5 Hot Books: Genocide in WW II Ukraine, When Will We Die? and More


1. The Wizard and the Prophet: Two Remarkable Scientists and Their Dueling Visions to Shape Tomorrow’s World by Charles C. Mann (Knopf)

In his engrossing new book, Mann brilliantly profiles two men – a Nobel Prize-winning agronomist and a prominent ornithologist – who were barely acquainted but were largely “responsible for the creation of the basic intellectual blueprints that institutions around the world use today for understanding our environmental dilemmas.” Their views were contradictory: One believed in vastly increasing food production, and the other was concerned about overpopulation.  In this ambitious dual biography, Mann – a master of narrative history, which he demonstrated in his earlier histories 1491 and 1493 – sees these 20th-century scientists as advancing conflicting ideas between growth and conservation that are resonant today. 

2. Anatomy of a Genocide: The Life and Death of a Town Called Buczacz by Omer Bartov (Simon & Schuster)

In this fascinating and tragic tale, Bartov focuses on how the East Galician town of Buczacz – today part of Ukraine – was transformed from a site of coexistence, where Poles, Ukrainians, and Jews had lived together peacefully for centuries, into a site of genocide during World War II. Bartov, a history professor at Brown University, journeyed to the archives in Buczacz, where his mother was raised, and uncovered first-person accounts of the communal violence that took place after the Germans conquered the region. In his detailed and painful account, Bartov explains how the Nazis incrementally wiped out the entire Jewish population of Buczacz and, with Ukrainians, eliminated Polish people from the region. This resonant and cautionary history demonstrates how the peace was incrementally disrupted, as rage accumulated and neighbors and friends felt pitted against one another.

3. The Immortalists by Chloe Benjamin (Putnam)

A traveling psychic tells each of the Gold family’s four siblings – impressionable adolescents – the day on which they will die, and from this fascinating premise, Benjamin has created a smart novel about fate and prophecy. While these siblings may not be convinced of the veracity of the fortuneteller’s forecast in 1969 on New York’s Lower East Side, their lives are shaped by her pronouncement as they fan across the country and try to find a place in the world in the decades that follow. Benjamin artfully traces the arcs of their lives in this suspenseful and ingeniously plotted novel with a resonance that has led it to the best-seller lists.

4. Our Lady of the Prairie by Thisbe Nissen (Houghton Mifflin Harcourt)

The Bridges of Madison County cast midlife romance in the heartland in a sepia hue, and now there’s a retort in the form of Nissen’s sharp, smart, generous novel.

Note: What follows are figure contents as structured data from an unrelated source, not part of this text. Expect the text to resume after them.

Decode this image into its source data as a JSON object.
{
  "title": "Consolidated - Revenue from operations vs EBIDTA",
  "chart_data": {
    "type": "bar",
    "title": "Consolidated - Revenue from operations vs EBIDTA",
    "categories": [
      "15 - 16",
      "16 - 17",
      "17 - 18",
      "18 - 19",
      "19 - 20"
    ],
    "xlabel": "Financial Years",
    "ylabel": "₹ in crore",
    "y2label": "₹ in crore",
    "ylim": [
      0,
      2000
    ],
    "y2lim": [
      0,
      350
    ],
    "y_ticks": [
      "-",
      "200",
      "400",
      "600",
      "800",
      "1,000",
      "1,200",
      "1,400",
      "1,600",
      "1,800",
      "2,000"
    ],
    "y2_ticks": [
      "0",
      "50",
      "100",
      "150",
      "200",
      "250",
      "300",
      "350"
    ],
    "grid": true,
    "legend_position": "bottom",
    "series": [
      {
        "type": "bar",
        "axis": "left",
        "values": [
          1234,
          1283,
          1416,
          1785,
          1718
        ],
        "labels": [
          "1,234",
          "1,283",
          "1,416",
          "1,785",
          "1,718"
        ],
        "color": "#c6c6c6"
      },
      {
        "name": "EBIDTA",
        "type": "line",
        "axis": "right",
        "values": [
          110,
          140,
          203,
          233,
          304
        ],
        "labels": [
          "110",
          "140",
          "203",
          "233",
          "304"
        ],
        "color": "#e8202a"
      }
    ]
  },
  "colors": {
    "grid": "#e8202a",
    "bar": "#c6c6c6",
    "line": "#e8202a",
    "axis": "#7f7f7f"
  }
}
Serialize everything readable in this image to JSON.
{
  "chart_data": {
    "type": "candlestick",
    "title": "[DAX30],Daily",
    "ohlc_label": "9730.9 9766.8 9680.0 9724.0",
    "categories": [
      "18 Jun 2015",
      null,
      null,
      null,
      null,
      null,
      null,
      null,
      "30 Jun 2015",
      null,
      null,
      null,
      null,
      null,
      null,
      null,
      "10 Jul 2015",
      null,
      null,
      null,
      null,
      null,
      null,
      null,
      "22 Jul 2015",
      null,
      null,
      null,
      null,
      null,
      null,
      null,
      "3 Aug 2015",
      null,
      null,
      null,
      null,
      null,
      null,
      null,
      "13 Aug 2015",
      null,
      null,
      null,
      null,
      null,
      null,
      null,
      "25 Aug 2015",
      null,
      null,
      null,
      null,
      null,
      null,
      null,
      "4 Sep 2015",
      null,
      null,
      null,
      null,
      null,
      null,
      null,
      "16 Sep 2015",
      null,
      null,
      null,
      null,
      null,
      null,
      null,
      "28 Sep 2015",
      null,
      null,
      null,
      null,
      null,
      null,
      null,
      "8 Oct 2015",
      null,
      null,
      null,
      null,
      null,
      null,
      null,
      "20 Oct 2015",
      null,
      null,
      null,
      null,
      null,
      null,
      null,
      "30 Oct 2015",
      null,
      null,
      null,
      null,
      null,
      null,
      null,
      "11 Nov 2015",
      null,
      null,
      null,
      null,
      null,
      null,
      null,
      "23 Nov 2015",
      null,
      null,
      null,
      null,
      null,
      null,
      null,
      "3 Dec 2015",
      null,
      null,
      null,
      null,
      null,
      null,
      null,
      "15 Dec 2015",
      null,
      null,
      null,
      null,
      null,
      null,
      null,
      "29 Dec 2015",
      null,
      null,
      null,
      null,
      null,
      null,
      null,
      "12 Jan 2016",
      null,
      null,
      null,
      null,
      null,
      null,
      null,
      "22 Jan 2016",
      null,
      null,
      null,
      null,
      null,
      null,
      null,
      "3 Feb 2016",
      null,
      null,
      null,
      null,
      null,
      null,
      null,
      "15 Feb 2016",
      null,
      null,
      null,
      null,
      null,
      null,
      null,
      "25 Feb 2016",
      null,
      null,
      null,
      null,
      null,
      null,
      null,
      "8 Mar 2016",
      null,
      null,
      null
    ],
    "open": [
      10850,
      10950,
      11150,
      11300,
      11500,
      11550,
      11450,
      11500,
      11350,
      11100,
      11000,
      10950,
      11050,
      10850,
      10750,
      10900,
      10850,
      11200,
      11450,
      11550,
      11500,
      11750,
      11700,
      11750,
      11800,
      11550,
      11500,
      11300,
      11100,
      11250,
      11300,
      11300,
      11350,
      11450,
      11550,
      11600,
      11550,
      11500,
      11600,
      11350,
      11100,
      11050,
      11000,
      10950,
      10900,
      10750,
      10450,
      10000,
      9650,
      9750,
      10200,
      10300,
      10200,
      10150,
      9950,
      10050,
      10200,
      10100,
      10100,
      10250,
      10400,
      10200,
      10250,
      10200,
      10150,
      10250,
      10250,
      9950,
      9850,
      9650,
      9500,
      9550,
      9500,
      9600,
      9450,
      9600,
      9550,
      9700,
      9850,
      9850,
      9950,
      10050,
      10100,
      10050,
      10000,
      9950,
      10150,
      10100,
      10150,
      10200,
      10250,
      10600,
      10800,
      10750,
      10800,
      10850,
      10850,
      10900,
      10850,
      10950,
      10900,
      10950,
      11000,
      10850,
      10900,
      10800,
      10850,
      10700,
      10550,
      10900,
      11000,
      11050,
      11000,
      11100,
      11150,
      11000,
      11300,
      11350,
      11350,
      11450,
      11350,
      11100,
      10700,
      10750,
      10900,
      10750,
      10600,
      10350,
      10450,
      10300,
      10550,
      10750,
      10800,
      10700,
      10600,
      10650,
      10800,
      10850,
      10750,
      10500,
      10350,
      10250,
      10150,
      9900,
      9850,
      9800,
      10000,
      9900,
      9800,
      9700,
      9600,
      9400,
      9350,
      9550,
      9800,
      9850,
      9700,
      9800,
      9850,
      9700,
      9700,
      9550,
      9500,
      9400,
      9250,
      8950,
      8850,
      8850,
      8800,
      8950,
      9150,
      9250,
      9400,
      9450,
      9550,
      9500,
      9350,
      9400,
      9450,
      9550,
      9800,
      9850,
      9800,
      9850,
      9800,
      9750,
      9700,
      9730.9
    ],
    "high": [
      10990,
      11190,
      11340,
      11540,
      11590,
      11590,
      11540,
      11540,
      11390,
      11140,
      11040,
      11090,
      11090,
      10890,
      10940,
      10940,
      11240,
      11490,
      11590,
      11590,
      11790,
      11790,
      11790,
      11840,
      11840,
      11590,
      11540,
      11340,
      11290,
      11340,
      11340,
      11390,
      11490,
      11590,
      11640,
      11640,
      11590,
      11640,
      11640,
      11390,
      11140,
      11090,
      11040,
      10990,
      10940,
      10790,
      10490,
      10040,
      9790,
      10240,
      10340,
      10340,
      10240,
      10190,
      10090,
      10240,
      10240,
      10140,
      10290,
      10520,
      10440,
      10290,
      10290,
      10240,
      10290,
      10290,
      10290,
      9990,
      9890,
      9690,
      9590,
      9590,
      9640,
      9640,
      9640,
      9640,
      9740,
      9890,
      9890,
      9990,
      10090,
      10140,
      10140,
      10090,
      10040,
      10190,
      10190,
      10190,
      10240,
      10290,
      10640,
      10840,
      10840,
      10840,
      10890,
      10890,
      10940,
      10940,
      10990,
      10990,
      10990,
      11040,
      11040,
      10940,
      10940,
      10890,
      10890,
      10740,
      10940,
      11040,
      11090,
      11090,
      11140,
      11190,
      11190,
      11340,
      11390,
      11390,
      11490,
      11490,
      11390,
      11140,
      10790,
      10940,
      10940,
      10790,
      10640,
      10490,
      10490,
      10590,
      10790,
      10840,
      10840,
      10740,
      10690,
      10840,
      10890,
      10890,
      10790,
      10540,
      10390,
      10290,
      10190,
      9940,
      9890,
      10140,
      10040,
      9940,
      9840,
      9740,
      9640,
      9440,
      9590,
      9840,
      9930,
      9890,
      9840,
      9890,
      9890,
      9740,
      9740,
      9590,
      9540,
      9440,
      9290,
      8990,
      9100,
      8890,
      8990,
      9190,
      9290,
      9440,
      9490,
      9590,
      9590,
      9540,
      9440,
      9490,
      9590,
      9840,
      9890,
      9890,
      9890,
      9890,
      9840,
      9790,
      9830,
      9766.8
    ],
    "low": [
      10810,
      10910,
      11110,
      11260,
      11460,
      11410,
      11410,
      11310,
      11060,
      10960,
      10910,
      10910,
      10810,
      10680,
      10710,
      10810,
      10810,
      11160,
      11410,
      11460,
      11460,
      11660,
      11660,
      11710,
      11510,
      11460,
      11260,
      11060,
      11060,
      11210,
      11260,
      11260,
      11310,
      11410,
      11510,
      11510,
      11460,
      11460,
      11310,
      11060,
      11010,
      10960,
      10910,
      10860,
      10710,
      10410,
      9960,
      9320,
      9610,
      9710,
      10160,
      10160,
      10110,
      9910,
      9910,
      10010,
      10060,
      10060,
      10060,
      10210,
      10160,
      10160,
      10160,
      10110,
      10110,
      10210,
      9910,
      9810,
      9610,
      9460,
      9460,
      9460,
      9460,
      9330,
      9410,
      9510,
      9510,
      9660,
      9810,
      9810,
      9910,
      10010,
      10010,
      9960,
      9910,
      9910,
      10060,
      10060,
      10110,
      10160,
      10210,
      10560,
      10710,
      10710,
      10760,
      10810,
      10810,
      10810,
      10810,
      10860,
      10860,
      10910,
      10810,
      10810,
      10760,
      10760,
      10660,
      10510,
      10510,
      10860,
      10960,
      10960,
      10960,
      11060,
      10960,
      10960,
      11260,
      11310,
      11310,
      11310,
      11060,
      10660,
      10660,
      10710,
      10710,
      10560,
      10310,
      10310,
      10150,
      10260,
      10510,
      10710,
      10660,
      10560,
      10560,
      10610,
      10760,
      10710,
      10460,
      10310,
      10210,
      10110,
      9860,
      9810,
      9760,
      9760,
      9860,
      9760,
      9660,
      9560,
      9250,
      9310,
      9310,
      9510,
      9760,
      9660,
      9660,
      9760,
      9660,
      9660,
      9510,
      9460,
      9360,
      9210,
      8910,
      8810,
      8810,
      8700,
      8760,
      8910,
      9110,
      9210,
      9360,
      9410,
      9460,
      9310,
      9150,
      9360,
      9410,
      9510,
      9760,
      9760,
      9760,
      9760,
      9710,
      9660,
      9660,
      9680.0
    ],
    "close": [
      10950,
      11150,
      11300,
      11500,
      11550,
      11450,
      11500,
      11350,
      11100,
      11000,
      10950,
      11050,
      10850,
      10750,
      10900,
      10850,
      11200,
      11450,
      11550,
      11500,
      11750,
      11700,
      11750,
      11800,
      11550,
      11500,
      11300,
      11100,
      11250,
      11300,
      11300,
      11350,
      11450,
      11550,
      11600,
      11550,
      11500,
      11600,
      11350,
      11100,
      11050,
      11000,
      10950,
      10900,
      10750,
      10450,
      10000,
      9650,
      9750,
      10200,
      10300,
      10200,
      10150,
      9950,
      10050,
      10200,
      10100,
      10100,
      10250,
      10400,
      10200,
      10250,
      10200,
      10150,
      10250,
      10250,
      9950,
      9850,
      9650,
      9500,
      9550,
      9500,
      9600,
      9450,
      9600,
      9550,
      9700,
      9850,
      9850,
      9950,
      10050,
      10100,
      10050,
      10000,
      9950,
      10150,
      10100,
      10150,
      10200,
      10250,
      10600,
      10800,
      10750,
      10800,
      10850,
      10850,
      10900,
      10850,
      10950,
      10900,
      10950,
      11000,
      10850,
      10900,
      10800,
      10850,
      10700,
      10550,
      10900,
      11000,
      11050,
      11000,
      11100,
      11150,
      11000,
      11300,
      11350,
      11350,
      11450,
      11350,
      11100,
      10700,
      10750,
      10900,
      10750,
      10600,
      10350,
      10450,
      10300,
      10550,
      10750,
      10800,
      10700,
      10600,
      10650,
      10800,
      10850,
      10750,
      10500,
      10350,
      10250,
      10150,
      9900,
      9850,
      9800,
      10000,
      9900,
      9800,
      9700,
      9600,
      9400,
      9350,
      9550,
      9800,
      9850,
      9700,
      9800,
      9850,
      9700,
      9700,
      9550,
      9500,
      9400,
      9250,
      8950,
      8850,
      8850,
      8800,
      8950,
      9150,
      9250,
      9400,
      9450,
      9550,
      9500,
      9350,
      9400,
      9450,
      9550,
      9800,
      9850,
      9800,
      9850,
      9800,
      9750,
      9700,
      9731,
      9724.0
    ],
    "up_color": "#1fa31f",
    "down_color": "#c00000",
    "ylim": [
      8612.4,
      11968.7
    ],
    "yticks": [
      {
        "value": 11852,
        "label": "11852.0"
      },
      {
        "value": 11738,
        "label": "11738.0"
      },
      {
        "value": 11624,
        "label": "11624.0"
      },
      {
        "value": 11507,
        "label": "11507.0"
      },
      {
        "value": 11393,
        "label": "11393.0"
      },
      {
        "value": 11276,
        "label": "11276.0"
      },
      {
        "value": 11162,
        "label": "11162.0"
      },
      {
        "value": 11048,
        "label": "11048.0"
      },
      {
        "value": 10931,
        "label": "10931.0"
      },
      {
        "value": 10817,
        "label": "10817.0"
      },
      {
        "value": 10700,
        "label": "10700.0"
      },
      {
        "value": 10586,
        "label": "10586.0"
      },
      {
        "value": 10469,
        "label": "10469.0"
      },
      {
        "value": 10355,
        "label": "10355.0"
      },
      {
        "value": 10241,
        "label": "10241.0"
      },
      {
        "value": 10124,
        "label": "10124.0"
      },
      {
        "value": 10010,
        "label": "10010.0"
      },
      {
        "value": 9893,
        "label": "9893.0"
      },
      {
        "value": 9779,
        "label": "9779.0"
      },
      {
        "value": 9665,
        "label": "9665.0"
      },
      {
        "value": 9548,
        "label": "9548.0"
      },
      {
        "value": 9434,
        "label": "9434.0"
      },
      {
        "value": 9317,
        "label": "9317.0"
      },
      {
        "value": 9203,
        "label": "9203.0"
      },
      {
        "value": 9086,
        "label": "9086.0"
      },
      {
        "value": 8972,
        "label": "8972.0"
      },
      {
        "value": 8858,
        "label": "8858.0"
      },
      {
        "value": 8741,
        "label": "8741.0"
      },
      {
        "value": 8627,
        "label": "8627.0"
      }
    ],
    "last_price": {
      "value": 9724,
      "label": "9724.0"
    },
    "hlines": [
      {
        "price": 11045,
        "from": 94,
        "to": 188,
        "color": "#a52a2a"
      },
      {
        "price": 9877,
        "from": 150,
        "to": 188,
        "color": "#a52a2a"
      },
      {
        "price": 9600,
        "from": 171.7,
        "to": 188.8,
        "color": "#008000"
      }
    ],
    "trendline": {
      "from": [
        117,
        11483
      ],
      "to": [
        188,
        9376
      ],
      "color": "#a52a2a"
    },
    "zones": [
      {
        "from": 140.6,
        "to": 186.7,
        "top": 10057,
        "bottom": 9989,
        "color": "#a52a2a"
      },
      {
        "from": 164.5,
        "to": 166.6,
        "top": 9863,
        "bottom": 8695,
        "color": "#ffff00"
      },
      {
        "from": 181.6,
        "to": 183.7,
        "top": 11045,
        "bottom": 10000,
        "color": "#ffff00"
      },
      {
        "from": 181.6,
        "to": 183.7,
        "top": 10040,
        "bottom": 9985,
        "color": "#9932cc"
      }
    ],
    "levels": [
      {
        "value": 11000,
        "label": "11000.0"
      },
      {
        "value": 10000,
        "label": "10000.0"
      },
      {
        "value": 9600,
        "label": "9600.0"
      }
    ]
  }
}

Against the backdrop of the Bush-Kerry election campaign, 50-year-old professor Phillipa’s marriage is falling apart, she falls passionately in love with a man she first mistakes for actor Ed Harris, and her once bulimic, addicted, and unstable daughter is finally straightening out and is set to marry a young Amish man whose parents were killed when their buggy was hit by an SUV. A tornado warning threatens the wedding ceremony, and the storm is a metaphor for the destabilization of the charming – but quirky – characters Nissen lovingly renders.

5. Uneasy Peace: The Great Crime Decline, the Renewal of City Life, and the Next War on Violence by Patrick Sharkey (W.W. Norton)

New York University sociologist Sharkey argues that cities have been attracting residents since the 1990s, largely because urban crime has dwindled. Armed with statistical studies, Sharkey contends that cities are safer not only because community leaders and residents have become more active and vigilant, but also because intensive policing, aggressive prosecution, and higher rates of incarceration have reduced crime. In his fascinating and provocative book, Sharkey contends that schools are safer and the life expectancy of black men has risen, but that local news reporting focuses so much on crime that citizens are not presented with the data to understand the dramatic improvements in urban life.